The first installment of the four-episode choose-your-own-adventure mini-series where viewers direct the action of characters in a post-apocalyptic future reportedly generated a 26% increase in matches between viewers and a 12% boost in conversations. 

And while U.S. Tinder members will get the next set of Swipe Night episodes this summer, the Match service will be rolling out the first season to international markets beginning March 14.

A man on a smartphone with images of dating profiles surrounding him.

Image source: Getty Images.

Taking storytelling mobile

Swipe Night is targeted to Tinder's 18-to-25-year-old Gen Z subscribers who make up half of all members. "We know Gen Z speaks in content, so we intentionally built an experience that is native to how they interact," Tinder's chief product officer Ravi Mehta said on the Tinder blog.

The videos are shot so they can be viewed in vertical format for mobile devices, and the first season didn't pertain to the app or dating per se, but rather explored the relationships of the characters who were trying to survive a five-minute, end-of-the-world scenario.

Viewers had seven seconds to choose what actions the characters took. Those choices were posted to users' Tinder profiles to serve as conversation starters with individuals who made similar decisions.

A tinderbox of turmoil

The company has found a unique and interesting way to separate itself from the video content that currently swamps mobile platforms via Facebook, Instagram's IGTV, and Snap Originals. It also allows Tinder to differentiate itself from the recently launched Facebook Dating service, which many think could hamper Match's dating app dominance.

Meanwhile, Match has come under greater scrutiny in recent months:

  • The Federal Trade Commission sued the company over fraudulent profiles being used to perpetrate scams.
  • Its CEO resigned effective March 1.
  • It's being spun off from IAC/Interactive.
  • It felt the need to install safety tools to protect members across all of its services.
  • Its earnings results have pointed to slowing growth.

While full-year revenue rose 20% to $547 million, that slightly missed Wall Street expectations. First-quarter guidance for revenue and adjusted earnings before interest, taxes, depreciation, and amortization (EBITDA) also trailed analyst projections.

Its exposure to the coronavirus outbreak is largely unknown, but it could have an impact on users' willingness to go on dates. In a pop-up message to users, Tinder is actively encouraging members to take precautions like washing their hands frequently, carrying hand sanitizer at all times, and maintaining a "social distance" at public gatherings.

A bigger challenge

There are no details yet about what the series will tackle this time out, though user engagement will undoubtedly still be featured prominently.
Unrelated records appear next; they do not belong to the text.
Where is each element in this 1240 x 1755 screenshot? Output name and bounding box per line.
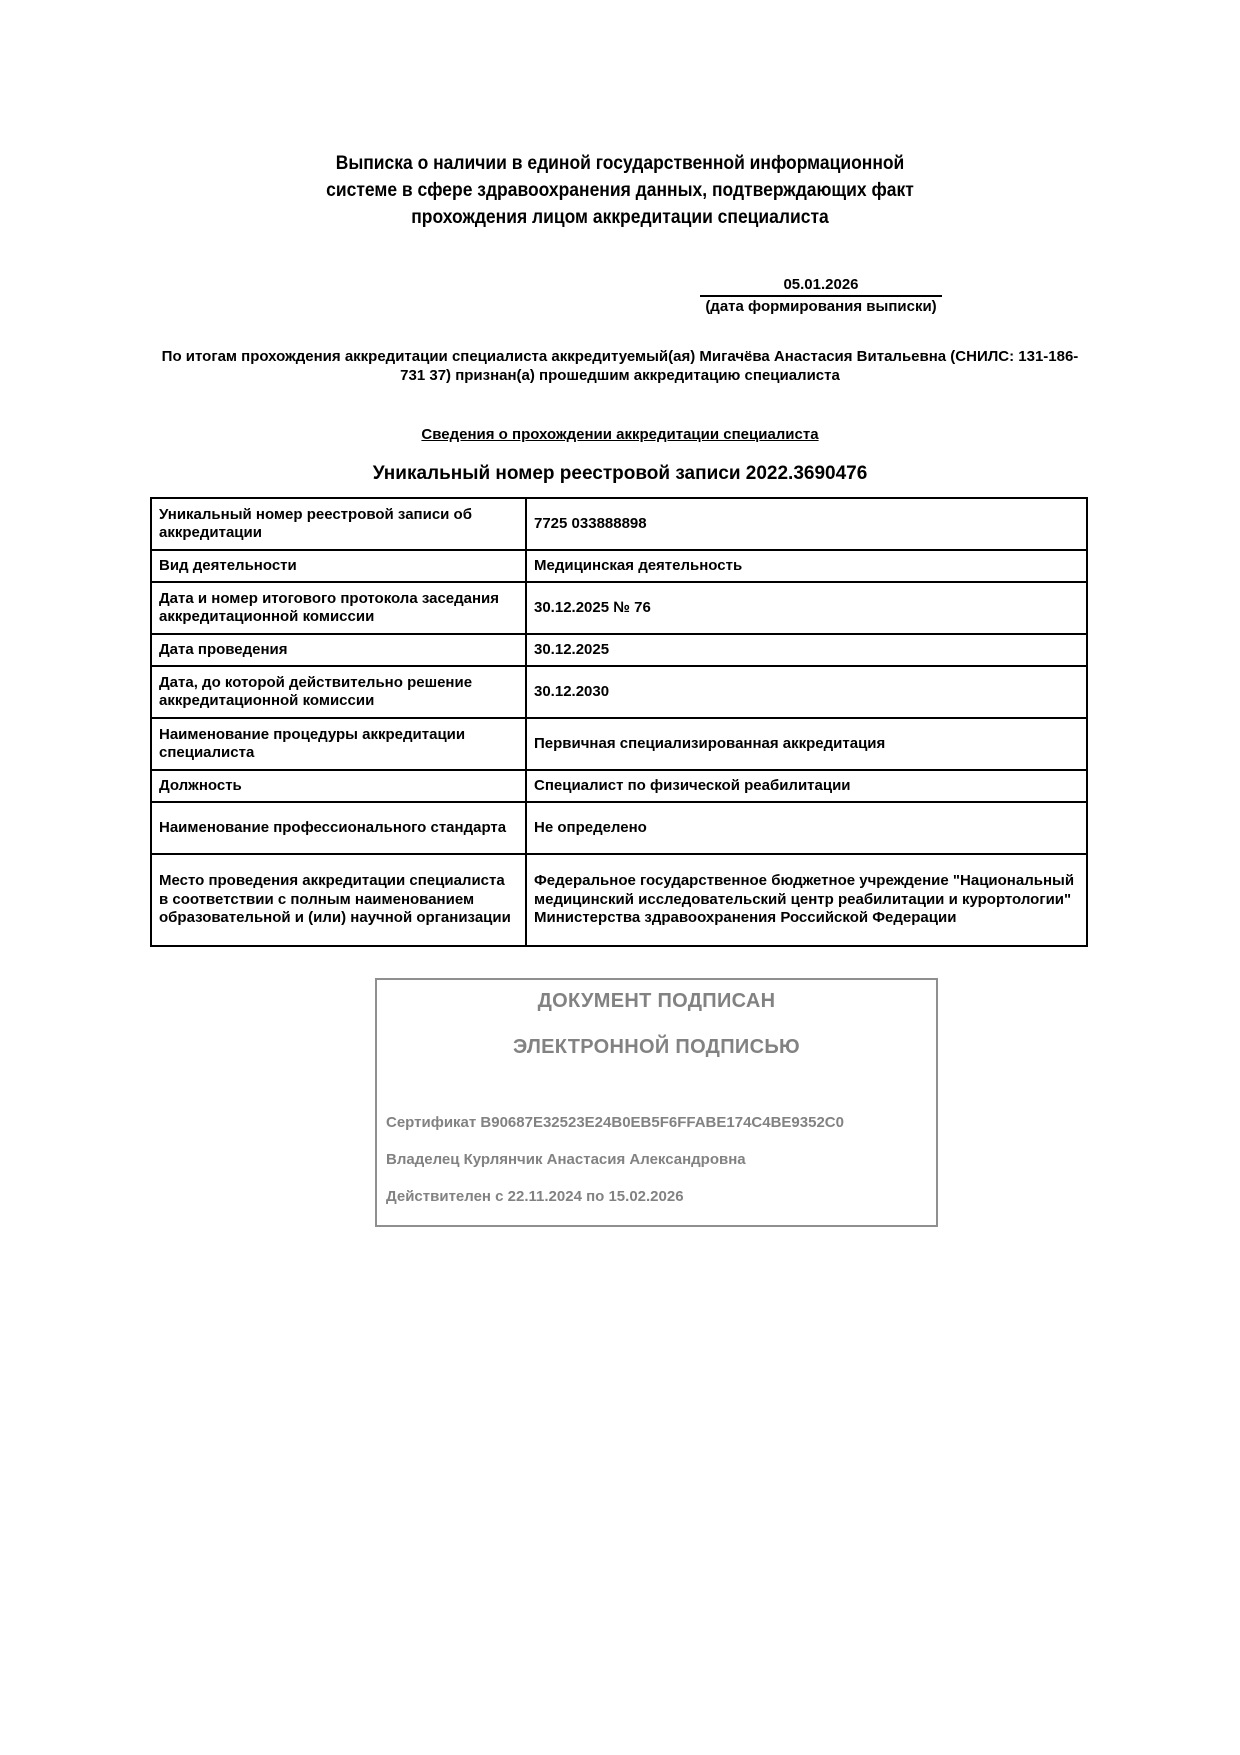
row-label: Место проведения аккредитации специалист… — [151, 854, 526, 946]
extract-date: 05.01.2026 — [700, 275, 942, 297]
row-value: Первичная специализированная аккредитаци… — [526, 718, 1087, 770]
stamp-heading-1: ДОКУМЕНТ ПОДПИСАН — [377, 990, 936, 1013]
table-row: Наименование процедуры аккредитации спец… — [151, 718, 1087, 770]
row-value: Не определено — [526, 802, 1087, 854]
table-row: Дата, до которой действительно решение а… — [151, 666, 1087, 718]
title-line-2: системе в сфере здравоохранения данных, … — [50, 177, 1191, 204]
row-label: Наименование процедуры аккредитации спец… — [151, 718, 526, 770]
registry-number-heading: Уникальный номер реестровой записи 2022.… — [0, 462, 1240, 486]
row-value: 30.12.2025 № 76 — [526, 582, 1087, 634]
row-label: Уникальный номер реестровой записи об ак… — [151, 498, 526, 550]
accreditation-details-table: Уникальный номер реестровой записи об ак… — [150, 497, 1088, 947]
row-value: Специалист по физической реабилитации — [526, 770, 1087, 802]
table-row: Должность Специалист по физической реаби… — [151, 770, 1087, 802]
row-value: 7725 033888898 — [526, 498, 1087, 550]
row-label: Дата и номер итогового протокола заседан… — [151, 582, 526, 634]
stamp-heading-2: ЭЛЕКТРОННОЙ ПОДПИСЬЮ — [377, 1036, 936, 1059]
section-title: Сведения о прохождении аккредитации спец… — [0, 425, 1240, 444]
stamp-certificate: Сертификат B90687E32523E24B0EB5F6FFABE17… — [386, 1114, 844, 1131]
table-row: Место проведения аккредитации специалист… — [151, 854, 1087, 946]
row-value: Федеральное государственное бюджетное уч… — [526, 854, 1087, 946]
document-title: Выписка о наличии в единой государственн… — [50, 150, 1191, 231]
table-row: Вид деятельности Медицинская деятельност… — [151, 550, 1087, 582]
table-row: Дата проведения 30.12.2025 — [151, 634, 1087, 666]
table-row: Дата и номер итогового протокола заседан… — [151, 582, 1087, 634]
title-line-3: прохождения лицом аккредитации специалис… — [50, 204, 1191, 231]
row-value: Медицинская деятельность — [526, 550, 1087, 582]
row-value: 30.12.2030 — [526, 666, 1087, 718]
stamp-owner: Владелец Курлянчик Анастасия Александров… — [386, 1151, 746, 1168]
row-label: Должность — [151, 770, 526, 802]
row-value: 30.12.2025 — [526, 634, 1087, 666]
row-label: Дата проведения — [151, 634, 526, 666]
row-label: Наименование профессионального стандарта — [151, 802, 526, 854]
row-label: Дата, до которой действительно решение а… — [151, 666, 526, 718]
extract-date-block: 05.01.2026 (дата формирования выписки) — [697, 275, 945, 317]
table-row: Наименование профессионального стандарта… — [151, 802, 1087, 854]
row-label: Вид деятельности — [151, 550, 526, 582]
electronic-signature-stamp: ДОКУМЕНТ ПОДПИСАН ЭЛЕКТРОННОЙ ПОДПИСЬЮ С… — [375, 978, 938, 1227]
accreditation-statement: По итогам прохождения аккредитации специ… — [150, 347, 1090, 385]
stamp-validity: Действителен с 22.11.2024 по 15.02.2026 — [386, 1188, 684, 1205]
extract-date-caption: (дата формирования выписки) — [697, 297, 945, 317]
title-line-1: Выписка о наличии в единой государственн… — [50, 150, 1191, 177]
table-row: Уникальный номер реестровой записи об ак… — [151, 498, 1087, 550]
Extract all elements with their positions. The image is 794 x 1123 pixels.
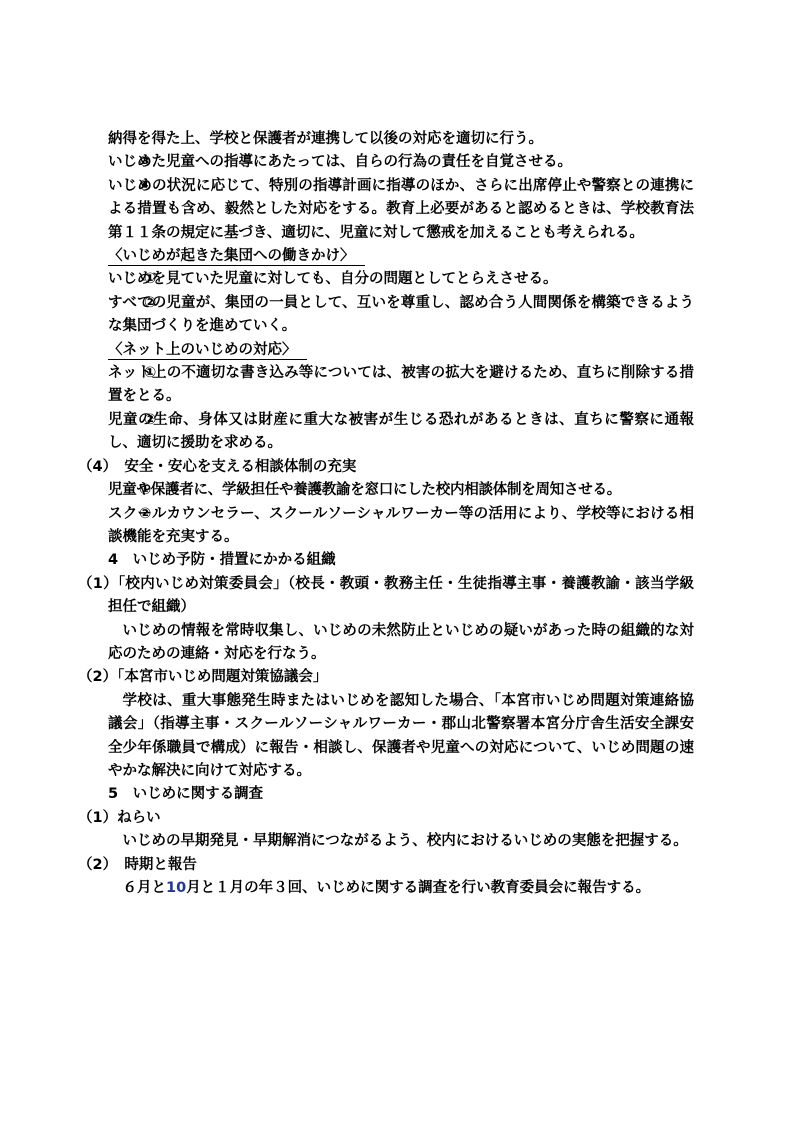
highlighted-month-number: 10 — [166, 880, 186, 896]
schedule-text-segment: 月と１月の年３回、いじめに関する調査を行い教育委員会に報告する。 — [186, 880, 650, 896]
subheading-net-bullying: 〈ネット上のいじめの対応〉 — [108, 339, 694, 362]
subsection-heading-4-consultation-system: （4） 安全・安心を支える相談体制の充実 — [108, 456, 694, 479]
list-item-circled-2: ② 児童の生命、身体又は財産に重大な被害が生じる恐れがあるときは、直ちに警察に通… — [108, 409, 694, 456]
schedule-text-segment: ６月と — [123, 880, 167, 896]
paragraph-survey-aim: いじめの早期発見・早期解消につながるよう、校内におけるいじめの実態を把握する。 — [108, 830, 694, 853]
subsection-heading-1-aim: （1）ねらい — [108, 807, 694, 830]
section-heading-5-survey: 5 いじめに関する調査 — [108, 783, 694, 806]
circled-number-2-icon: ② — [144, 292, 156, 315]
list-item-text: いじめた児童への指導にあたっては、自らの行為の責任を自覚させる。 — [108, 154, 572, 170]
list-item-text: 児童の生命、身体又は財産に重大な被害が生じる恐れがあるときは、直ちに警察に通報し… — [108, 412, 694, 451]
circled-number-3-icon: ③ — [139, 151, 151, 174]
subsection-heading-1-school-committee: （1）「校内いじめ対策委員会」（校長・教頭・教務主任・生徒指導主事・養護教諭・該… — [108, 573, 694, 620]
subsection-heading-2-city-council: （2）「本宮市いじめ問題対策協議会」 — [108, 666, 694, 689]
subheading-group-response: 〈いじめが起きた集団への働きかけ〉 — [108, 245, 694, 268]
section-heading-4-organization: 4 いじめ予防・措置にかかる組織 — [108, 549, 694, 572]
list-item-text: スクールカウンセラー、スクールソーシャルワーカー等の活用により、学校等における相… — [108, 506, 694, 545]
circled-number-1-icon: ① — [144, 362, 156, 385]
list-item-circled-1: ① 児童や保護者に、学級担任や養護教諭を窓口にした校内相談体制を周知させる。 — [108, 479, 694, 502]
list-item-text: いじめの状況に応じて、特別の指導計画に指導のほか、さらに出席停止や警察との連携に… — [108, 178, 694, 241]
circled-number-1-icon: ① — [144, 268, 156, 291]
subsection-heading-2-timing-report: （2） 時期と報告 — [108, 854, 694, 877]
paragraph-committee-role: いじめの情報を常時収集し、いじめの未然防止といじめの疑いがあった時の組織的な対応… — [108, 620, 694, 667]
list-item-text: すべての児童が、集団の一員として、互いを尊重し、認め合う人間関係を構築できるよう… — [108, 295, 694, 334]
paragraph-survey-schedule: ６月と10月と１月の年３回、いじめに関する調査を行い教育委員会に報告する。 — [108, 877, 694, 900]
circled-number-1-icon: ① — [139, 479, 151, 502]
list-item-circled-3: ③ いじめた児童への指導にあたっては、自らの行為の責任を自覚させる。 — [108, 151, 694, 174]
paragraph-city-council-role: 学校は、重大事態発生時またはいじめを認知した場合、「本宮市いじめ問題対策連絡協議… — [108, 690, 694, 784]
list-item-circled-4: ④ いじめの状況に応じて、特別の指導計画に指導のほか、さらに出席停止や警察との連… — [108, 175, 694, 245]
list-item-text: ネット上の不適切な書き込み等については、被害の拡大を避けるため、直ちに削除する措… — [108, 365, 694, 404]
circled-number-4-icon: ④ — [139, 175, 151, 198]
list-item-text: いじめを見ていた児童に対しても、自分の問題としてとらえさせる。 — [108, 271, 558, 287]
list-item-circled-2: ② すべての児童が、集団の一員として、互いを尊重し、認め合う人間関係を構築できる… — [108, 292, 694, 339]
subheading-text: 〈いじめが起きた集団への働きかけ〉 — [108, 248, 365, 266]
subheading-text: 〈ネット上のいじめの対応〉 — [108, 342, 307, 360]
paragraph-continuation: 納得を得た上、学校と保護者が連携して以後の対応を適切に行う。 — [108, 128, 694, 151]
document-page: 納得を得た上、学校と保護者が連携して以後の対応を適切に行う。 ③ いじめた児童へ… — [0, 0, 794, 1123]
list-item-circled-1: ① いじめを見ていた児童に対しても、自分の問題としてとらえさせる。 — [108, 268, 694, 291]
list-item-text: 児童や保護者に、学級担任や養護教諭を窓口にした校内相談体制を周知させる。 — [108, 482, 621, 498]
list-item-circled-1: ① ネット上の不適切な書き込み等については、被害の拡大を避けるため、直ちに削除す… — [108, 362, 694, 409]
list-item-circled-2: ② スクールカウンセラー、スクールソーシャルワーカー等の活用により、学校等におけ… — [108, 503, 694, 550]
circled-number-2-icon: ② — [144, 409, 156, 432]
circled-number-2-icon: ② — [139, 503, 151, 526]
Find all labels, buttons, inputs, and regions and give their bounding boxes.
Yet increasing engagement through more innovative content will allow Match Group to further drill down to find out how using technology to generate greater interaction can convert to more paying members.

At 35 times earnings, though, and with analysts expecting them to rise just 7% this year, Match Group may need to come up with a better story for investors on why its stock should not still be considered overvalued even after a 20% decline so far in 2020.